The two parties together will own and operate 52 hotels comprising 10,000 rooms, primarily in Sao Paulo and Rio de Janeiro’s oceanfront. BHG’s existing development pipeline is expected to increase its portfolio by an additional 4,000 rooms with the next 24 months.
“The take-private of BHG is an example of the current market opportunity in Brazil,” said Tom Shapiro, president and chief investment officer of GTIS Partners, in a statement. “By taking advantage of the capital markets’ dislocation, we can acquire high-quality assets at cyclically low prices at substantial discounts to replacement cost. We are thrilled to partner with GP Investments, one of the most experienced and respected private equity investors in Brazil, on this deal.” According to GTIS, the BHG transaction represented a 50 percent discount to the replacement cost of the company’s real estate assets.
Current market conditions are favorable to public-to-private takeovers in Brazil, added Josh Pristaw, senior managing director at GTIS. “Dislocation in the public capital markets is creating compelling opportunities where companies are trading at a discount to their underlying asset values,” he said. “However, many public real estate companies have existing controlling shareholders that are either families or local institutions that limit the number of public companies that are available for investors that want and need control.”
“We have spent the last seven years building a platform of high quality assets in premium locations, creating from scratch one of the largest hotel companies in the country,” said Antonio Bonchristiano, chief executive of GP Investments. “Now it is time to focus on improving the quality of the product and services with a robust renovation plan and repositioning of selected hotels.”
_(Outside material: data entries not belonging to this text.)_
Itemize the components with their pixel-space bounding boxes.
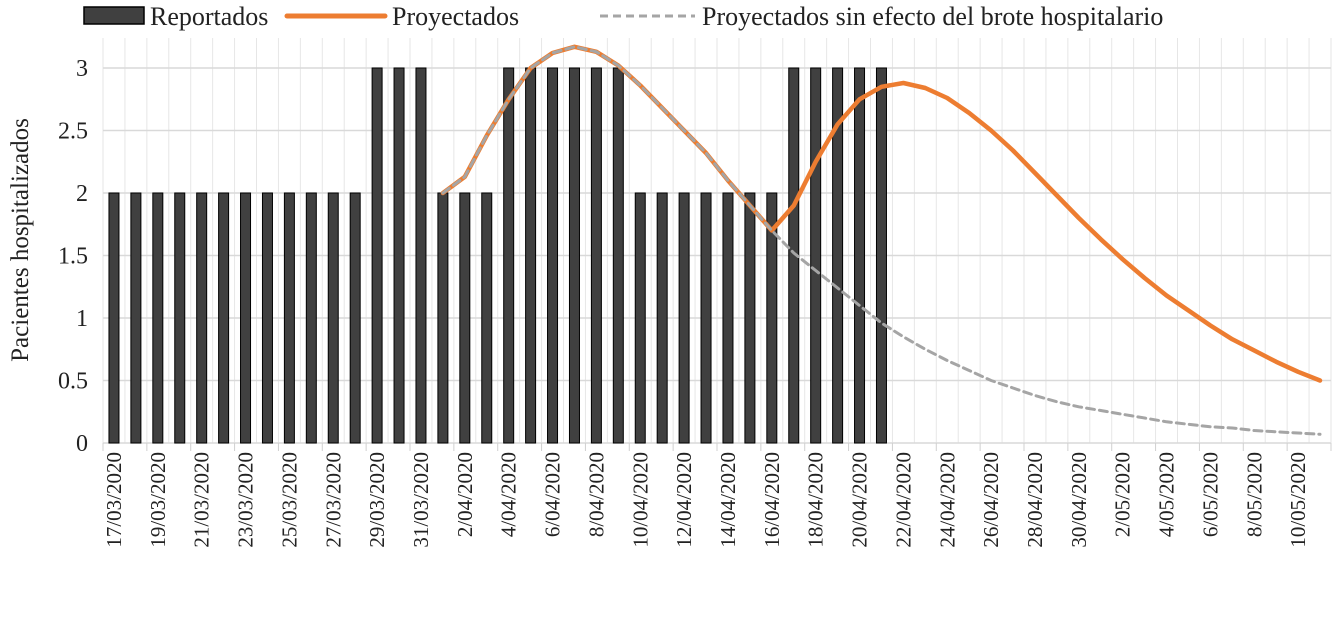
bar-reportados	[503, 67, 515, 444]
y-tick-label: 3	[76, 56, 88, 82]
bar-reportados	[108, 192, 120, 444]
bar-reportados	[590, 67, 602, 444]
bar-reportados	[437, 192, 449, 444]
x-tick-label: 23/03/2020	[234, 452, 258, 548]
x-tick-label: 10/05/2020	[1286, 452, 1310, 548]
x-tick-label: 8/04/2020	[584, 452, 608, 537]
x-tick-label: 26/04/2020	[979, 452, 1003, 548]
x-tick-label: 16/04/2020	[760, 452, 784, 548]
legend-label-reportados: Reportados	[150, 2, 268, 31]
bar-reportados	[240, 192, 252, 444]
legend: Reportados Proyectados Proyectados sin e…	[83, 2, 1163, 31]
bar-reportados	[547, 67, 559, 444]
x-tick-label: 25/03/2020	[277, 452, 301, 548]
x-tick-label: 6/05/2020	[1198, 452, 1222, 537]
bar-reportados	[261, 192, 273, 444]
bar-reportados	[656, 192, 668, 444]
bar-reportados	[327, 192, 339, 444]
x-tick-label: 21/03/2020	[190, 452, 214, 548]
x-tick-label: 31/03/2020	[409, 452, 433, 548]
x-tick-label: 4/05/2020	[1155, 452, 1179, 537]
y-tick-label: 2.5	[58, 119, 88, 145]
y-axis-ticks: 0 0.5 1 1.5 2 2.5 3	[58, 56, 88, 457]
bar-reportados	[612, 67, 624, 444]
legend-label-sin-efecto: Proyectados sin efecto del brote hospita…	[702, 2, 1163, 31]
x-tick-label: 10/04/2020	[628, 452, 652, 548]
bars-reportados	[108, 67, 887, 444]
x-tick-label: 4/04/2020	[497, 452, 521, 537]
line-proyectados	[440, 44, 1323, 383]
bar-reportados	[196, 192, 208, 444]
bar-reportados	[744, 192, 756, 444]
bar-reportados	[766, 192, 778, 444]
x-tick-label: 27/03/2020	[321, 452, 345, 548]
bar-reportados	[700, 192, 712, 444]
bar-reportados	[525, 67, 537, 444]
x-tick-label: 20/04/2020	[848, 452, 872, 548]
x-tick-label: 17/03/2020	[102, 452, 126, 548]
bar-reportados	[832, 67, 844, 444]
bar-reportados	[283, 192, 295, 444]
bar-reportados	[810, 67, 822, 444]
y-tick-label: 1	[76, 306, 88, 332]
x-tick-label: 24/04/2020	[935, 452, 959, 548]
bar-reportados	[634, 192, 646, 444]
x-tick-label: 19/03/2020	[146, 452, 170, 548]
x-tick-label: 2/04/2020	[453, 452, 477, 537]
bar-reportados	[568, 67, 580, 444]
x-tick-label: 12/04/2020	[672, 452, 696, 548]
bar-reportados	[481, 192, 493, 444]
y-axis-title: Pacientes hospitalizados	[7, 118, 34, 362]
bar-reportados	[854, 67, 866, 444]
y-tick-label: 2	[76, 181, 88, 207]
legend-swatch-reportados	[83, 6, 145, 25]
bar-reportados	[174, 192, 186, 444]
bar-reportados	[415, 67, 427, 444]
x-tick-label: 18/04/2020	[804, 452, 828, 548]
x-tick-label: 14/04/2020	[716, 452, 740, 548]
x-tick-label: 2/05/2020	[1111, 452, 1135, 537]
y-tick-label: 1.5	[58, 244, 88, 270]
bar-reportados	[152, 192, 164, 444]
bar-reportados	[349, 192, 361, 444]
bar-reportados	[218, 192, 230, 444]
x-tick-label: 28/04/2020	[1023, 452, 1047, 548]
y-tick-label: 0	[76, 431, 88, 457]
bar-reportados	[130, 192, 142, 444]
x-tick-label: 8/05/2020	[1242, 452, 1266, 537]
legend-label-proyectados: Proyectados	[392, 2, 519, 31]
x-tick-label: 22/04/2020	[891, 452, 915, 548]
bar-reportados	[875, 67, 887, 444]
bar-reportados	[678, 192, 690, 444]
x-axis-ticks: 17/03/2020 19/03/2020 21/03/2020 23/03/2020…	[102, 443, 1332, 548]
y-tick-label: 0.5	[58, 369, 88, 395]
bar-reportados	[305, 192, 317, 444]
bar-reportados	[722, 192, 734, 444]
bar-reportados	[393, 67, 405, 444]
x-tick-label: 30/04/2020	[1067, 452, 1091, 548]
x-tick-label: 6/04/2020	[541, 452, 565, 537]
bar-reportados	[459, 192, 471, 444]
x-tick-label: 29/03/2020	[365, 452, 389, 548]
projection-lines	[440, 44, 1323, 436]
bar-reportados	[371, 67, 383, 444]
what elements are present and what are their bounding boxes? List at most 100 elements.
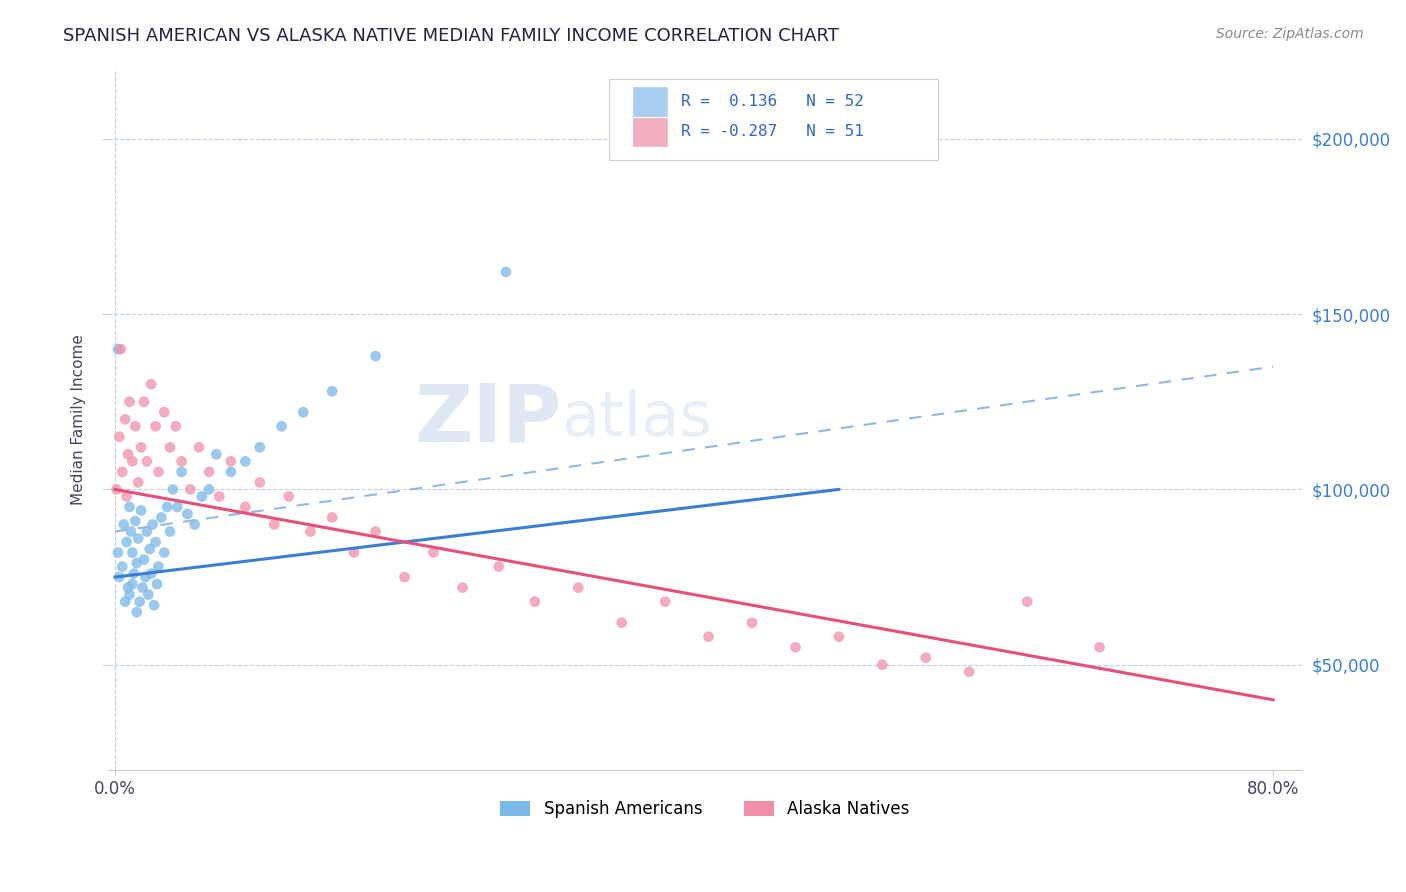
Point xyxy=(127,532,149,546)
Point xyxy=(233,454,256,468)
Point xyxy=(198,483,221,497)
Point xyxy=(914,650,936,665)
Point xyxy=(166,500,188,514)
Point xyxy=(162,483,184,497)
Bar xyxy=(633,87,666,116)
Y-axis label: Median Family Income: Median Family Income xyxy=(72,334,86,505)
Bar xyxy=(633,118,666,145)
Point xyxy=(292,405,315,419)
Point xyxy=(125,605,148,619)
Point xyxy=(139,542,162,557)
Point xyxy=(135,524,157,539)
Point xyxy=(523,594,546,608)
Point xyxy=(136,588,159,602)
Point xyxy=(124,514,146,528)
Point xyxy=(205,447,228,461)
Point xyxy=(364,349,387,363)
Point xyxy=(277,490,299,504)
Point xyxy=(219,454,242,468)
Point xyxy=(1088,640,1111,655)
Point xyxy=(108,430,131,444)
Point xyxy=(121,545,143,559)
Point xyxy=(111,465,134,479)
Point xyxy=(105,483,128,497)
Point xyxy=(270,419,292,434)
Point xyxy=(118,588,141,602)
Point xyxy=(107,342,129,356)
Text: R = -0.287   N = 51: R = -0.287 N = 51 xyxy=(681,124,863,139)
Point xyxy=(153,405,176,419)
Point xyxy=(697,630,720,644)
Point xyxy=(148,465,170,479)
Point xyxy=(343,545,366,559)
Point xyxy=(129,503,152,517)
Point xyxy=(451,581,474,595)
Point xyxy=(148,559,170,574)
Point xyxy=(110,342,132,356)
Point xyxy=(219,465,242,479)
Point xyxy=(741,615,763,630)
Point xyxy=(120,524,142,539)
Point xyxy=(394,570,416,584)
Point xyxy=(114,594,136,608)
Point xyxy=(131,581,153,595)
Point xyxy=(145,535,167,549)
Point xyxy=(114,412,136,426)
Point xyxy=(108,570,131,584)
Point xyxy=(141,377,163,392)
Point xyxy=(208,490,231,504)
Point xyxy=(321,510,343,524)
Point xyxy=(321,384,343,399)
Point xyxy=(145,419,167,434)
Point xyxy=(872,657,894,672)
Point xyxy=(249,475,271,490)
Point xyxy=(654,594,676,608)
Point xyxy=(364,524,387,539)
Point xyxy=(1015,594,1038,608)
Point xyxy=(143,598,166,612)
Point xyxy=(263,517,285,532)
Point xyxy=(422,545,444,559)
Point xyxy=(117,581,139,595)
Text: R =  0.136   N = 52: R = 0.136 N = 52 xyxy=(681,94,863,109)
Point xyxy=(785,640,807,655)
Point xyxy=(117,447,139,461)
Point xyxy=(170,465,193,479)
Text: atlas: atlas xyxy=(561,389,713,450)
Point xyxy=(107,545,129,559)
Point xyxy=(170,454,193,468)
Point xyxy=(127,475,149,490)
Point xyxy=(495,265,517,279)
Point xyxy=(118,394,141,409)
Point xyxy=(118,500,141,514)
Point xyxy=(176,507,198,521)
FancyBboxPatch shape xyxy=(609,79,938,160)
Point xyxy=(132,552,155,566)
Point xyxy=(567,581,589,595)
Point xyxy=(146,577,169,591)
Legend: Spanish Americans, Alaska Natives: Spanish Americans, Alaska Natives xyxy=(494,794,917,825)
Point xyxy=(135,454,157,468)
Point xyxy=(233,500,256,514)
Point xyxy=(159,524,181,539)
Point xyxy=(179,483,201,497)
Text: SPANISH AMERICAN VS ALASKA NATIVE MEDIAN FAMILY INCOME CORRELATION CHART: SPANISH AMERICAN VS ALASKA NATIVE MEDIAN… xyxy=(63,27,839,45)
Point xyxy=(828,630,851,644)
Point xyxy=(610,615,633,630)
Point xyxy=(153,545,176,559)
Text: ZIP: ZIP xyxy=(415,380,561,458)
Point xyxy=(112,517,135,532)
Point xyxy=(165,419,187,434)
Point xyxy=(134,570,156,584)
Point xyxy=(129,440,152,454)
Point xyxy=(957,665,980,679)
Point xyxy=(115,490,138,504)
Point xyxy=(142,517,165,532)
Point xyxy=(128,594,150,608)
Point xyxy=(121,577,143,591)
Point xyxy=(121,454,143,468)
Point xyxy=(122,566,145,581)
Point xyxy=(191,490,214,504)
Point xyxy=(188,440,211,454)
Point xyxy=(111,559,134,574)
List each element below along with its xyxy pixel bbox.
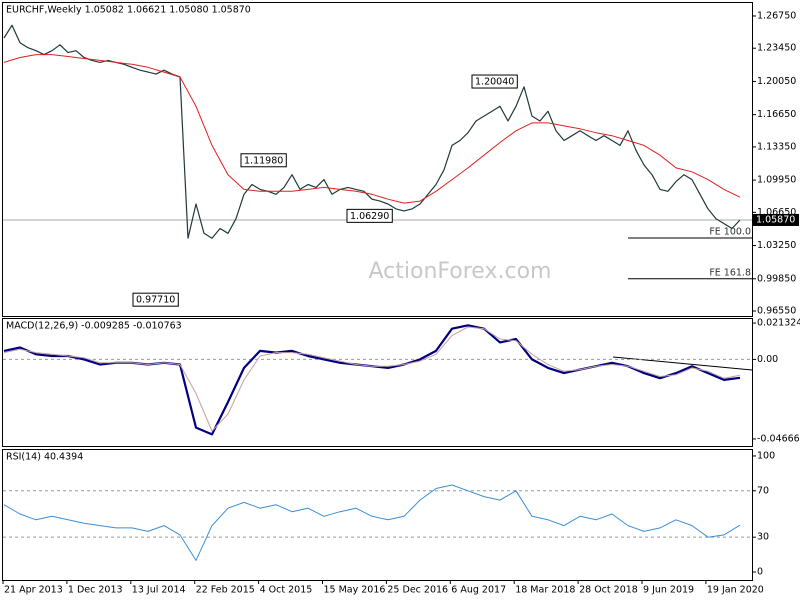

GTIS has been actively investing in Brazilian real estate since its formation in 2005 and is one of the largest foreign real estate investors in the Latin American country. To date, the firm has deployed approximately $2 billion of equity across 40 investments in Brazil. GP Investments, founded in 1993, was the first private equity firm in Brazil and has invested in more than 50 companies in a wide range of sectors.